3 Kommentare zu “700 Seemeilen bis Tuktoyaktuk

  1. Thomas Bogdain

    Gratulation zur Durchfahrt der Nordwestpassage . Die Berichte sind toll geschrieben und sehr unterhaltsam. Wir waren nach Eurem letzten Bericht aus Grönland schon sehr gespannt wie es weitergeht.

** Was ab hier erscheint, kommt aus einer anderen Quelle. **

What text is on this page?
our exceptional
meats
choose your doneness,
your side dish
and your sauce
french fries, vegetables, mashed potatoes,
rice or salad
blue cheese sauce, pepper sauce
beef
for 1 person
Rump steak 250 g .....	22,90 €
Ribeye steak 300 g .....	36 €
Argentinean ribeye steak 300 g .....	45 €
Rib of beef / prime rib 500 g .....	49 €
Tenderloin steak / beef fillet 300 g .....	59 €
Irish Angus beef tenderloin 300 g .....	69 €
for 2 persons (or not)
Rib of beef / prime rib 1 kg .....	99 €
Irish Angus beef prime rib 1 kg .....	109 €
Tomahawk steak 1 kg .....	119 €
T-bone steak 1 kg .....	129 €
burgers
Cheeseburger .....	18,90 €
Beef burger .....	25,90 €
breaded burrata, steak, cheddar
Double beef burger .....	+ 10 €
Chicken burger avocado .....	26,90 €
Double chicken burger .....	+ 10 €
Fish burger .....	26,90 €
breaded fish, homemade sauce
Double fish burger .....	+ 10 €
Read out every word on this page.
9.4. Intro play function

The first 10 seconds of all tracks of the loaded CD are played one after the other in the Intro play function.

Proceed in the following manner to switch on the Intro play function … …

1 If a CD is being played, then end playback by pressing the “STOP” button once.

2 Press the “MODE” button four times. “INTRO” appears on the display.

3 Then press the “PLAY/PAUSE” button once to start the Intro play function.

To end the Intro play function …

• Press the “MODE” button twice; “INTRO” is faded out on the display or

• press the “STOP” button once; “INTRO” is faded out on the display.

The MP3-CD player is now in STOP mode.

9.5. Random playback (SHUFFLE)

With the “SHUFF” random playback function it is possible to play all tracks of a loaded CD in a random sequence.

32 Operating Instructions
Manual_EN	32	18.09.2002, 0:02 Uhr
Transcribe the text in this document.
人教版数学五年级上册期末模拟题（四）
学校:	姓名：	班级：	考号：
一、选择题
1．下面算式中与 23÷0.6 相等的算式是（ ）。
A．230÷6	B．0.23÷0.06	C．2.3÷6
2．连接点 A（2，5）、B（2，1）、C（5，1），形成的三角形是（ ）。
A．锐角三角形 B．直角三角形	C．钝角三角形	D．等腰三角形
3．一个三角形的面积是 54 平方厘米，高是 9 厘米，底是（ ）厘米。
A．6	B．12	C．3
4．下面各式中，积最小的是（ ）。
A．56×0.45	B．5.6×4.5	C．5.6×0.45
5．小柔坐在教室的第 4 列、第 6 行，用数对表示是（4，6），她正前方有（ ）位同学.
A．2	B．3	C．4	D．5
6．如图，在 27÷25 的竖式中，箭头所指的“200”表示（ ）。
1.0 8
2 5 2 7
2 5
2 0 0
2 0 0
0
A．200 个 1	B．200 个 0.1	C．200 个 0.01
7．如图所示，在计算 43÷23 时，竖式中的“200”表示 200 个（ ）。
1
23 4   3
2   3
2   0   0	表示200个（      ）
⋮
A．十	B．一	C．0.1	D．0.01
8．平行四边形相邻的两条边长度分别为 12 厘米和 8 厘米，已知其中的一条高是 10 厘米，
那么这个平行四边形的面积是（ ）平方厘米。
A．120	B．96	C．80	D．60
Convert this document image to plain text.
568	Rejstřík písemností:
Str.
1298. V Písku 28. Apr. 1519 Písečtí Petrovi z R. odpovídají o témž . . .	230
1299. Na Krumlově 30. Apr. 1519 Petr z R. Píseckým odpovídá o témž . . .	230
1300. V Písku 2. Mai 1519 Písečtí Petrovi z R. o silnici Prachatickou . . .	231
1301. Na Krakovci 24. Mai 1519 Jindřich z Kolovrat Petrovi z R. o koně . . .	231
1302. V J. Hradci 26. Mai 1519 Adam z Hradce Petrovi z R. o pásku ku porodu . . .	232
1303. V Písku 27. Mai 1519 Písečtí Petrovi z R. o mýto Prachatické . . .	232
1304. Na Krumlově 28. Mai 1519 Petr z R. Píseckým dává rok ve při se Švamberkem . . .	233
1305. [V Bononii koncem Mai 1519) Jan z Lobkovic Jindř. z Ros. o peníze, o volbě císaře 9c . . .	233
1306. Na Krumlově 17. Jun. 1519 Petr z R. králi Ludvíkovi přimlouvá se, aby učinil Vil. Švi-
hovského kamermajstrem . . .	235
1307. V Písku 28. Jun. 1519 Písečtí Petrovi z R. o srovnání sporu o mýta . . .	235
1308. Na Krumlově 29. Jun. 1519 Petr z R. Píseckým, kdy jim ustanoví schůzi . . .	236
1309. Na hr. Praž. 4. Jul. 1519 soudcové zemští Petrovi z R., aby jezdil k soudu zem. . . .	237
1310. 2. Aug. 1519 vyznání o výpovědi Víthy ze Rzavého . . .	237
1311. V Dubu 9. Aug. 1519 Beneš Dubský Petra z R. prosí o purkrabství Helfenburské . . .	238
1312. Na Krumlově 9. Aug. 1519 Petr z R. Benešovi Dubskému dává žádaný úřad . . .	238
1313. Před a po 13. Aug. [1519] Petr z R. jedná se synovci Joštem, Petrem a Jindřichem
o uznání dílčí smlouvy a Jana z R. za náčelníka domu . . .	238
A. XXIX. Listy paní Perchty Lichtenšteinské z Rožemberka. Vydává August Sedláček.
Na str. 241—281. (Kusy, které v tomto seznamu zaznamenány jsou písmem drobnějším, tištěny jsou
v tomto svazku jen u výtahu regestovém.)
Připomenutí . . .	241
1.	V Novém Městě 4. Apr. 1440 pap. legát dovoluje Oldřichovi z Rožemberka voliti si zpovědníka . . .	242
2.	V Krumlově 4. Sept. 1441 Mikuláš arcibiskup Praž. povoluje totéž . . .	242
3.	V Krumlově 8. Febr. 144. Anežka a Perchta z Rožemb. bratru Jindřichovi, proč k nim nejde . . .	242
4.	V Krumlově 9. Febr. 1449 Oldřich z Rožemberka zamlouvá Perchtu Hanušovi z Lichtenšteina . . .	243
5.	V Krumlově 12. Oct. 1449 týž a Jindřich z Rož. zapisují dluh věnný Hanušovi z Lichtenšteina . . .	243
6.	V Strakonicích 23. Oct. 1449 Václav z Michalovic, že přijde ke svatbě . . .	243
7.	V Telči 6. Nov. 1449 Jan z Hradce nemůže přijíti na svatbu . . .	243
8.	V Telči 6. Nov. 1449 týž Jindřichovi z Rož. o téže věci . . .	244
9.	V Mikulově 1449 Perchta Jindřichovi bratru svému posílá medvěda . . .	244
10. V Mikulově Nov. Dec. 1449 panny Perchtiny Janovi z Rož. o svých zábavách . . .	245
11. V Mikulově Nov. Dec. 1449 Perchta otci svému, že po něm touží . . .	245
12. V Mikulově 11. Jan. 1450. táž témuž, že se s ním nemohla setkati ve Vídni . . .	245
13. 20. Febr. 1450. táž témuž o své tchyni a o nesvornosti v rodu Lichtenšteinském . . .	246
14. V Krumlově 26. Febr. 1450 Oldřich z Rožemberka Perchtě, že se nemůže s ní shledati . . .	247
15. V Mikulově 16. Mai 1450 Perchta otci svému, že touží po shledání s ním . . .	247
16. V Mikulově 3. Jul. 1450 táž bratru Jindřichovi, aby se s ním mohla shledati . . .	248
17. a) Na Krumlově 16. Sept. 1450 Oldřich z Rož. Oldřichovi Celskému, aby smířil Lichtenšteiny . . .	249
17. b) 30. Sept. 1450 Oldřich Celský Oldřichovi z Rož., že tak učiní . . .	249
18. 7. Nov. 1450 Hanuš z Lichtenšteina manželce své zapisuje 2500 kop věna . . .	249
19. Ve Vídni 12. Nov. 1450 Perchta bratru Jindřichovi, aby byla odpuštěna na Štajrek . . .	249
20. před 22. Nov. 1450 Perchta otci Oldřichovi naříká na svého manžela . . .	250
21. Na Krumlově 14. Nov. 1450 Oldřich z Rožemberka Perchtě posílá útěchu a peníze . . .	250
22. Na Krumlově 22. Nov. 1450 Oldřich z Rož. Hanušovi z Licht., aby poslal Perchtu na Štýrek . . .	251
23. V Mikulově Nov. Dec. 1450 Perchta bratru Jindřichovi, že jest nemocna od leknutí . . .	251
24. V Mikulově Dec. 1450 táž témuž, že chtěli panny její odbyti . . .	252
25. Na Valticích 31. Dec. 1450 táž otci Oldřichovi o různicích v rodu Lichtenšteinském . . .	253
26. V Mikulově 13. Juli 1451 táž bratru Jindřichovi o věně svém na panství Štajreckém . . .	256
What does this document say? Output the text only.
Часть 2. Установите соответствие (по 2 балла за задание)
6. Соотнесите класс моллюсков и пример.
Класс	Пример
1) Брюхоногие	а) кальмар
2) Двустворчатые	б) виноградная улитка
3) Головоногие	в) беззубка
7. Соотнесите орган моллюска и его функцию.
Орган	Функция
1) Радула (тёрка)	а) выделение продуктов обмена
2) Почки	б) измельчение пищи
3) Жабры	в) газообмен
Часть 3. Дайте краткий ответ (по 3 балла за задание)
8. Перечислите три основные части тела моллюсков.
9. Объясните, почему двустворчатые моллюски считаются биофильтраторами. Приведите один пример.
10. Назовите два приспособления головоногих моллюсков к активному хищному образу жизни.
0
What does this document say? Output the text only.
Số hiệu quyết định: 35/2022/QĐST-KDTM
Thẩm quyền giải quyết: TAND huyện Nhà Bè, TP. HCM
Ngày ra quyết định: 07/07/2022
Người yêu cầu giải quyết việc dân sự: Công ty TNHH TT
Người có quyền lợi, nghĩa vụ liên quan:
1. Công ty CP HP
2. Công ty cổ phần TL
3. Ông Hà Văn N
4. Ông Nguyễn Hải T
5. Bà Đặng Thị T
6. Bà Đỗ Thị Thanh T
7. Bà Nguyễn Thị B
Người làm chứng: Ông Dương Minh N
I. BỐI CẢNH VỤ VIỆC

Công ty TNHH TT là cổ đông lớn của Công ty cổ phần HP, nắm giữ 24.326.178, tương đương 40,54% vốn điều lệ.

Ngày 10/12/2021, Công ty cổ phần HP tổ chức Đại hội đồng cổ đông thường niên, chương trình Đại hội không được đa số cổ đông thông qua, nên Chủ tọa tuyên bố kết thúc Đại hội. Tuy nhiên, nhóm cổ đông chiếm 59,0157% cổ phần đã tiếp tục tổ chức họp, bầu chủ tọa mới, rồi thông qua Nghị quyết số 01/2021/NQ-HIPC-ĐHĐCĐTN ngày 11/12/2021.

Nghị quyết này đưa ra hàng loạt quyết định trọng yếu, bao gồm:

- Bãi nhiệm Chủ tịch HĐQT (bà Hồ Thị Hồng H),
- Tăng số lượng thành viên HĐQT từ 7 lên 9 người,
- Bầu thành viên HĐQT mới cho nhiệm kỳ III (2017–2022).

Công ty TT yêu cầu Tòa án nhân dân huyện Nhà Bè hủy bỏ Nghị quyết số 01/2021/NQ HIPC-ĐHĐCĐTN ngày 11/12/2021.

    Liebe Grüsse aus Lazarote,
    SY Noe
    Thomas und Christine

    1. 871385 Autor des Beitrags

      Hallo Christine und Thomas,
      vielen Dank. Das ist ja eine große Überraschung. Ihr seid jetzt mit eurer Noe auf den Kanaren ?
      Ich erinnere mich gut daran, dass euer Boot noch in Emden in der Halle stand, als wir mit unserer Walkabout in die zweite Runde gestartet sind. Wann war das ? Muss 2018 gewesen sein.
      Der Covid-Pandemie seid ihr ja zum Glück rechtzeitig ausgewichen und habt eine tolle Zeit mit Segeln und Klettern in Norwegen verbracht. Sehr guter Schachzug !
      Nun wird das wohl wieder nichts mit Hinterhersegeln und Treffen, weil wir die Kanaren letztes Jahr verlassen haben. 😉
      Herzliche Grüße von Thomas und Frauke

      1. 871385 Autor des Beitrags

        Anfang 2020 war’s.

        Vielleicht können wir ja doch irgendwann mal den Ankerplatz teilen.
        Die Welt ist klein und rund.